One of the applicants, a Mr McCarthy, sought relief that his tax appeals in the Federal Court be stayed pending the final outcome of certain Supreme Court proceedings, including any appeal. The proceedings in the Supreme Court are criminal proceedings. He also sought an ancillary order that orders for the service of evidence by him in his tax appeals be vacated or varied to the extent necessary. The other applicant Mr Seller sought similar orders by his interlocutory application filed on 18 April 2013. He has tax appeals on foot and criminal proceedings in the Supreme Court against him.
The Federal Court said each applicant had entered a plea of not guilty to a charge of conspiracy to dishonestly influence a Commonwealth official. The amended indictment states that between about 24 May 2001 and about 30 December 2002 at Sydney and elsewhere, the applicants did conspire with each other and divers other persons with the intention of dishonestly influencing a Commonwealth public official, namely the Commissioner of Taxation, in the exercise of his duties as a public official. According to the Federal Court: “The gist of the Crown case as conveyed by an ‘Outline of the case the Crown will present at trial’ concerns an agreement to make false representations to tax officers in the course of an audit by the Australian Taxation Office (ATO), the false representations being to officers of the ATO with the intention of dishonestly influencing them to approve and accept deductions claimed in the 1999, 2000 and 2001 income tax returns of taxpayers who had participated in whisky schemes in those years.

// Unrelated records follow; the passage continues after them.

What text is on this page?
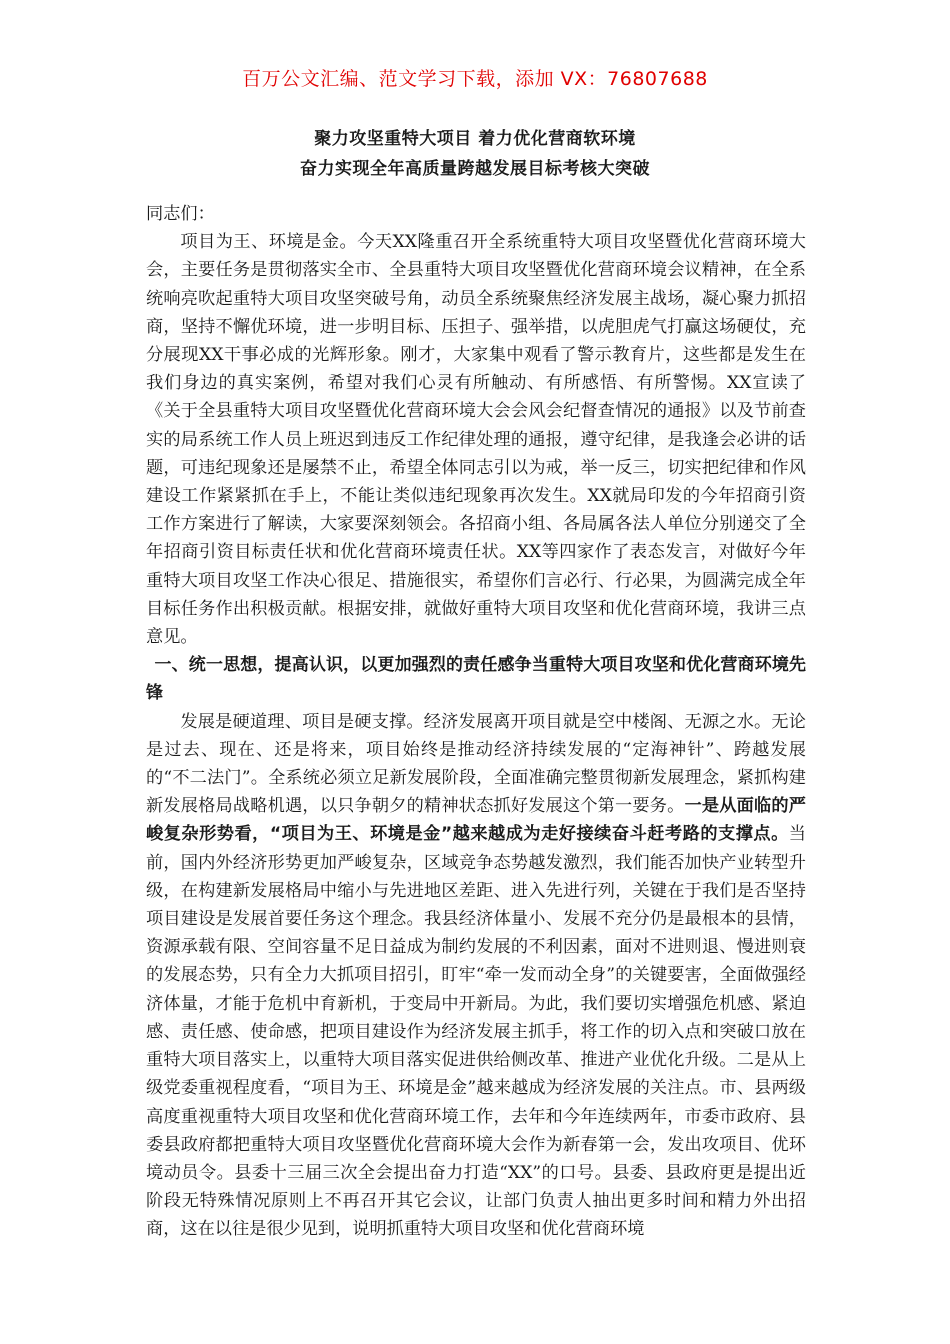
百万公文汇编、范文学习下载，添加 VX：76807688
聚力攻坚重特大项目 着力优化营商软环境
奋力实现全年高质量跨越发展目标考核大突破

同志们：

项目为王、环境是金。今天XX隆重召开全系统重特大项目攻坚暨优化营商环境大会，主要任务是贯彻落实全市、全县重特大项目攻坚暨优化营商环境会议精神，在全系统响亮吹起重特大项目攻坚突破号角，动员全系统聚焦经济发展主战场，凝心聚力抓招商，坚持不懈优环境，进一步明目标、压担子、强举措，以虎胆虎气打赢这场硬仗，充分展现XX干事必成的光辉形象。刚才，大家集中观看了警示教育片，这些都是发生在我们身边的真实案例，希望对我们心灵有所触动、有所感悟、有所警惕。XX宣读了《关于全县重特大项目攻坚暨优化营商环境大会会风会纪督查情况的通报》以及节前查实的局系统工作人员上班迟到违反工作纪律处理的通报，遵守纪律，是我逢会必讲的话题，可违纪现象还是屡禁不止，希望全体同志引以为戒，举一反三，切实把纪律和作风建设工作紧紧抓在手上，不能让类似违纪现象再次发生。XX就局印发的今年招商引资工作方案进行了解读，大家要深刻领会。各招商小组、各局属各法人单位分别递交了全年招商引资目标责任状和优化营商环境责任状。XX等四家作了表态发言，对做好今年重特大项目攻坚工作决心很足、措施很实，希望你们言必行、行必果，为圆满完成全年目标任务作出积极贡献。根据安排，就做好重特大项目攻坚和优化营商环境，我讲三点意见。

一、统一思想，提高认识，以更加强烈的责任感争当重特大项目攻坚和优化营商环境先锋

发展是硬道理、项目是硬支撑。经济发展离开项目就是空中楼阁、无源之水。无论是过去、现在、还是将来，项目始终是推动经济持续发展的“定海神针”、跨越发展的“不二法门”。全系统必须立足新发展阶段，全面准确完整贯彻新发展理念，紧抓构建新发展格局战略机遇，以只争朝夕的精神状态抓好发展这个第一要务。一是从面临的严峻复杂形势看，“项目为王、环境是金”越来越成为走好接续奋斗赶考路的支撑点。当前，国内外经济形势更加严峻复杂，区域竞争态势越发激烈，我们能否加快产业转型升级，在构建新发展格局中缩小与先进地区差距、进入先进行列，关键在于我们是否坚持项目建设是发展首要任务这个理念。我县经济体量小、发展不充分仍是最根本的县情，资源承载有限、空间容量不足日益成为制约发展的不利因素，面对不进则退、慢进则衰的发展态势，只有全力大抓项目招引，盯牢“牵一发而动全身”的关键要害，全面做强经济体量，才能于危机中育新机，于变局中开新局。为此，我们要切实增强危机感、紧迫感、责任感、使命感，把项目建设作为经济发展主抓手，将工作的切入点和突破口放在重特大项目落实上，以重特大项目落实促进供给侧改革、推进产业优化升级。二是从上级党委重视程度看，“项目为王、环境是金”越来越成为经济发展的关注点。市、县两级高度重视重特大项目攻坚和优化营商环境工作，去年和今年连续两年，市委市政府、县委县政府都把重特大项目攻坚暨优化营商环境大会作为新春第一会，发出攻项目、优环境动员令。县委十三届三次全会提出奋力打造“XX”的口号。县委、县政府更是提出近阶段无特殊情况原则上不再召开其它会议，让部门负责人抽出更多时间和精力外出招商，这在以往是很少见到，说明抓重特大项目攻坚和优化营商环境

The representations were to convey false and misleading information regarding: the association of the accused with and relationship between the entities involved in the whisky schemes of 1999, 2000 and 2001; Chambers Finance Limited; and Grant McKenzie Hong Kong Limited.”
The Federal Court said that, in practical terms, the difference between the parties turned on whether or not the applicants should be required to file their affidavit evidence in support of their tax appeals. The Court’s view was that it would be artificial to seek to separate out any of these matters because the dealings and transactions would need to be dealt with as a whole in the applicants’ evidence in the tax appeals. Robertson J said given that the onus of proof is on the applicants, for them to not give evidence in their tax appeals “would almost inevitably lead to their appeals being dismissed and the assessments against them being confirmed”.
While the Court took into account that related to the tax appeals were proceedings pending in the Federal Court under s 39B of the Judiciary Act 1903, it held that the interlocutory orders which have been made requiring the applicants to file and serve their affidavits in the tax appeals “should be varied to a date shortly after the conclusion of the trial of the criminal proceedings”. The Court varied the interlocutory orders made to the effect that the time for filing the applicants’ affidavit evidence in their tax appeals be extended until 28 days after the conclusion of the criminal trial or further order. The Court stood stand each matter over to 9:30am on 5 February 2014 for directions and extended the interlocutory suppression orders in relation to the confidential exhibits up to and including 5 February 2014.
(Seller & Anor v FCT  FCA 1373, Federal Court, Robertson J, 18 December 2013.)